Suppose I have an array X
and a list of indices k_ar
, the maximum of which is K - 1
.
What I want to do is basically split X
in such a way that X[i]
goes into sub-array k_ar[i]
. The O(n)
way to do this would be the following:
X = [5, 1, 3, 2, 2, 1]
k_ar = [0, 1, 0, 1, 2]
K = max(k_ar) + 1
sub_X = [[] for k in range(K)]
for k, x in zip(k_ar, X):
sub_X[k].append(x)
Although this is the ideal algorithm to do this kind of thing, I was wondering if Numpy, Scipy or any other library had a faster way of doing it.
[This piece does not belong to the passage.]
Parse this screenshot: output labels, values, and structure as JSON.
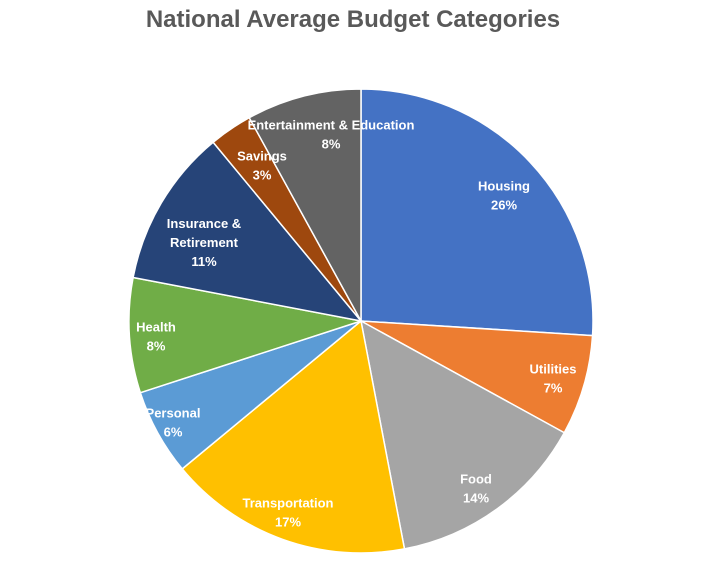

I could, for example, do this, but it is O(nK)
instead of O(n)
, and so sub-optimal for large K
, although very fast in n
:
import numpy as np
X = np.ndarray([5, 1, 3, 2, 2, 1], dtype=np.int8)
k_ar = np.ndarray([0, 1, 1, 0, 1, 2], dtype=np.int8)
K = max(k_ar)
sub_X = np.empty(K, dtype=np.ndarray)
for k in range(K):
sub_X[k] = X[k_ar == k]
So, again, is there a way of speeding this up without using e.g. Numba, Cython or PyPy?